Narcisco Gatica Convicted In DePaul Honor Student Slaying

Gang Member Convicted In '09 Slaying Of DePaul Honor Student

A jury convicted a Logan Square man Friday in the slaying of a DePaul honor student who was shot to death during a Halloween party in 2009.

Jurors found Narcisco Gatica, 21, guilty of murder and aggravated battery with a firearm after deliberating for about two hours following a weeklong trial examining the murder of DePaul University student Francisco “Frankie” Valencia, the Chicago Sun-Times reports. Valencia's friend and classmate Daisy Camacho was wounded in the Nov. 1, 2009 conflict that allegedly arose after Gatica and several other members of the Manic Latin Disciples gang were kicked out of a Halloween party in Humboldt Park.

Gatica is the second person convicted in the slaying of the honor student. Berly Valladres was convicted of providing the gun that was used to kill Valencia in June, and is serving a 70 year sentence for his role in the attack, NBC Chicago reports.

In a videotaped interview two days after the murder, Gatica confesses that he was the one seen on surveillance video firing a TEC-9 pistol four or five times into the party and says he thought he was shooting at rival gang members, the Chicago Tribune reports. But throughout that interview and in subsequent conversations, Gatica's story changes. Assistant Public Defender Marijane Placek argued in court that that was because fellow fellow Disciples were trying to pin the murder on her client, who was trying to leave the gang.

"When gang members become less useful, they get sacrificed," she said, according to NBC.

The evidence against Gatica was damning.

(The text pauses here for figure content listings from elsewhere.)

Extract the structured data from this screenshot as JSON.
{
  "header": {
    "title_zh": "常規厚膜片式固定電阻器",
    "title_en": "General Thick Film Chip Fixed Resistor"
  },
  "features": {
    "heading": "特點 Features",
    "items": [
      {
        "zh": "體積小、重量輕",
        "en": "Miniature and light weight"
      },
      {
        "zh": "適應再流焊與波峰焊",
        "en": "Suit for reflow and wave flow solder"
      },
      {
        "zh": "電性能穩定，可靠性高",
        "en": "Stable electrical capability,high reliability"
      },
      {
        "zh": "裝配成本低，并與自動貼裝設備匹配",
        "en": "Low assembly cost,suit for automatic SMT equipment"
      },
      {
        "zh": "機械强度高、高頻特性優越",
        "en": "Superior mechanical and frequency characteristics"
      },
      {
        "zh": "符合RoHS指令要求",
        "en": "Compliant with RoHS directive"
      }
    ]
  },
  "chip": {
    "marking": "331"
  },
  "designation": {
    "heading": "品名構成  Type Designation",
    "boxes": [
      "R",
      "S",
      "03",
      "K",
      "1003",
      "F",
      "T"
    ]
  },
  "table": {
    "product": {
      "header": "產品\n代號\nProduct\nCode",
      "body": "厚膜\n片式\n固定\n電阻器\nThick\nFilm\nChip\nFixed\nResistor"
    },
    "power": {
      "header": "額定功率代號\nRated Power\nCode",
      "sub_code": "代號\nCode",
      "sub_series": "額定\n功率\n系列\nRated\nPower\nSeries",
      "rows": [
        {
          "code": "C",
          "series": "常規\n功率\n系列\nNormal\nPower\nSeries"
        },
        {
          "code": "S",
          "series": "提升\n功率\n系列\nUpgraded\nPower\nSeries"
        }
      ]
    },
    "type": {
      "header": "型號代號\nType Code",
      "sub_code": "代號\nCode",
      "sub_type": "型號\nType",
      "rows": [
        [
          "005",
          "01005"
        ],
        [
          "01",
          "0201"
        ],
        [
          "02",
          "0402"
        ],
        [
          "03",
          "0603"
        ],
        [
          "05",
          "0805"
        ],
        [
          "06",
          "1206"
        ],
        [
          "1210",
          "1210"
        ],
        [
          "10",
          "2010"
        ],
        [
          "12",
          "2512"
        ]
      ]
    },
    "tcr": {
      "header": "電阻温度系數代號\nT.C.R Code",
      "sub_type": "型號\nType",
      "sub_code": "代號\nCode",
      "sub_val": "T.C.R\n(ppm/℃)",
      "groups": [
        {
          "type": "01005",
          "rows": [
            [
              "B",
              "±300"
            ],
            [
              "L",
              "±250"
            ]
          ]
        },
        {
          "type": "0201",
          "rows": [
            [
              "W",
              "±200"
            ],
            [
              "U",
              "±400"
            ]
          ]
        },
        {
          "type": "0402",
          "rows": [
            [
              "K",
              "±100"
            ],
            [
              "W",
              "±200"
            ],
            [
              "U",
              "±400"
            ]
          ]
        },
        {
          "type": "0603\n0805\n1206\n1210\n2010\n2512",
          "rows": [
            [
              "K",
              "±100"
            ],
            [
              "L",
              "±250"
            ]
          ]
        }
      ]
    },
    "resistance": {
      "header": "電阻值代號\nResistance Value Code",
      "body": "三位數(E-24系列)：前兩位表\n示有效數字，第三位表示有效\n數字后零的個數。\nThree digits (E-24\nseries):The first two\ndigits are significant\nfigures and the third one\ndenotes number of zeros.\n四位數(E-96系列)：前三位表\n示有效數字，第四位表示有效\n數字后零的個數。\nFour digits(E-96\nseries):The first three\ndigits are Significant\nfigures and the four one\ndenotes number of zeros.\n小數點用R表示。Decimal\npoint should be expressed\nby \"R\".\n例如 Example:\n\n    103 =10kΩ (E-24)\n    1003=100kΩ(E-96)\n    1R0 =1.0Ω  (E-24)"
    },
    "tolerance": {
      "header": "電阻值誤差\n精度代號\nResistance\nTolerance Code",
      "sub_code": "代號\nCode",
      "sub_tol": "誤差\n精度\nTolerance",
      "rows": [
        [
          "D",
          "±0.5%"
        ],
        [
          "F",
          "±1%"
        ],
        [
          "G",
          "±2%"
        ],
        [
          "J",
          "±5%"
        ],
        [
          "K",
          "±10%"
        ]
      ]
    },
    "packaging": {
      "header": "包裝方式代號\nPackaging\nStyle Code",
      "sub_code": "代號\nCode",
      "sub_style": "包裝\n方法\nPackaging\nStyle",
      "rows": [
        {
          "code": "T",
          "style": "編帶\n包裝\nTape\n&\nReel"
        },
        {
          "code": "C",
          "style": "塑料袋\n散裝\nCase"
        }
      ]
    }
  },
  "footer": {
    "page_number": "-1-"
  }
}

One of the first witnesses to testify, who lived just north of the party taking place on the 1700 block of North Rockwell that night, told the court he came face-to-face with Gatica shortly after Gatica ditched the murder weapon between two buildings and identified him in the courtroom, NBC reports.

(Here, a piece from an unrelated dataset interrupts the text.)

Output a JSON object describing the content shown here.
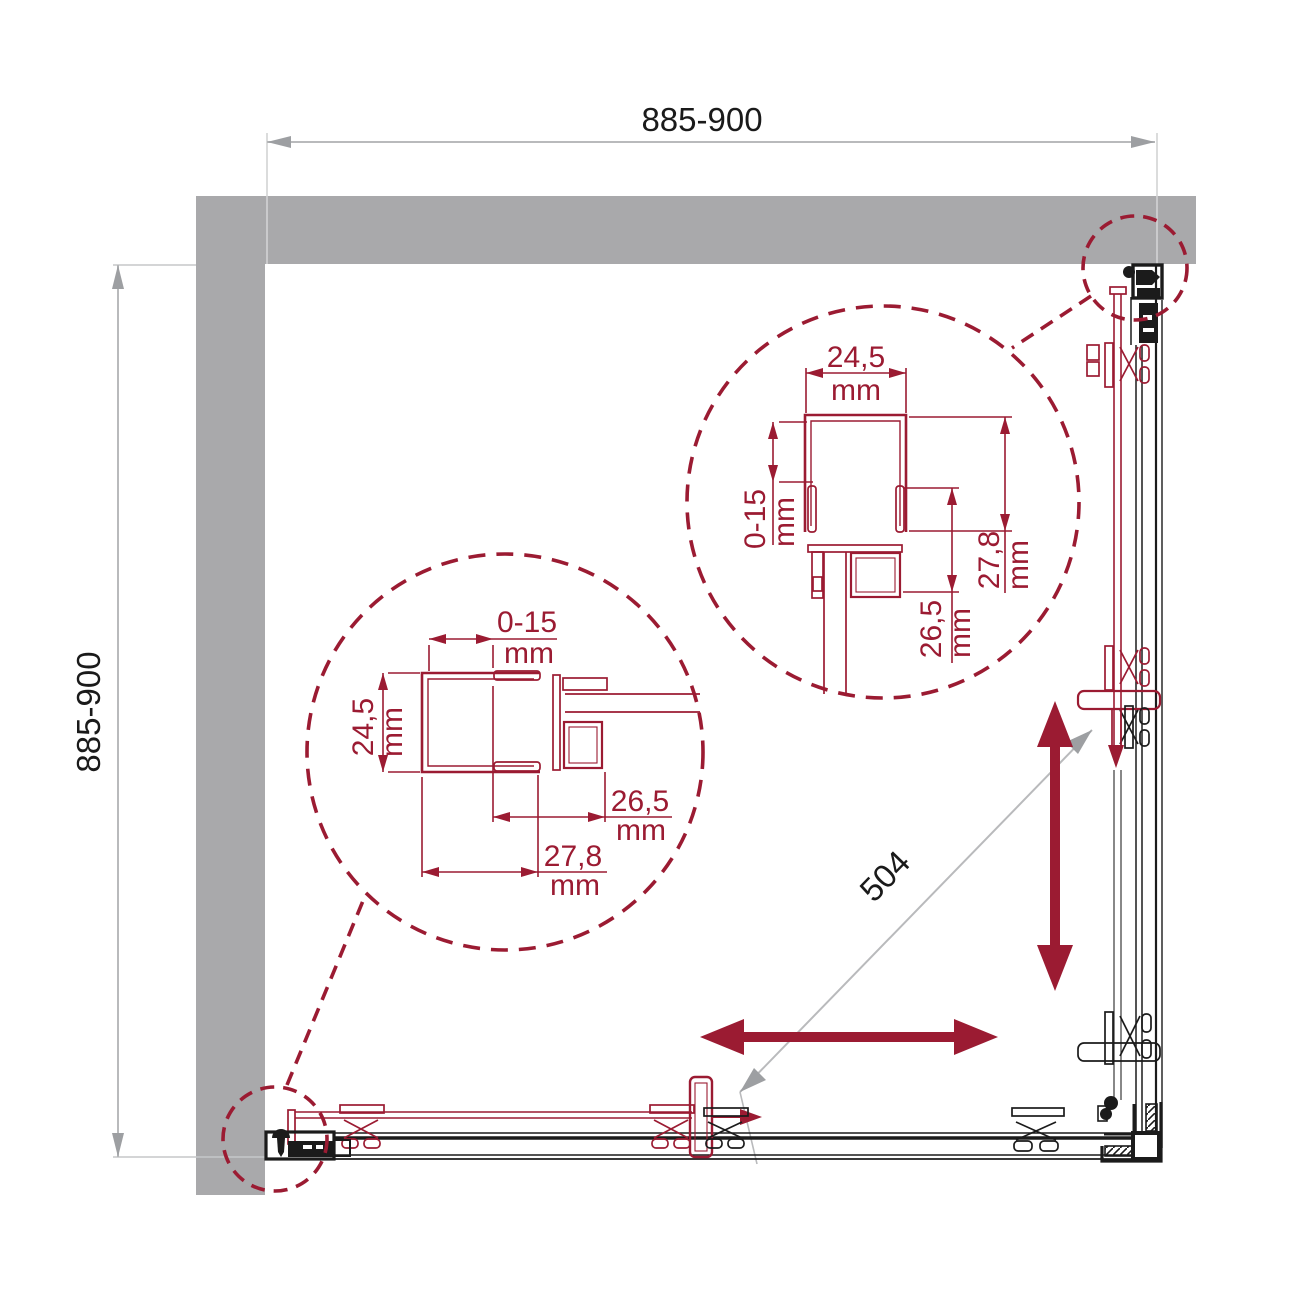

"He was fumbling around underneath his hoodie," he said in court Monday. "And I heard metal hit metal."

Prosecutors told the Sun-Times that Gatica faces a minimum of 45 years in prison for the murder charge, plus at least six for the additional aggravated battery charge. He returns to court for sentencing Oct. 21.

“I’m so angry. I’m so angry that they took our son’s life because they wanted to go to a party,” Valencia’s mother, Joy McCormack said, according to the Sun-Times.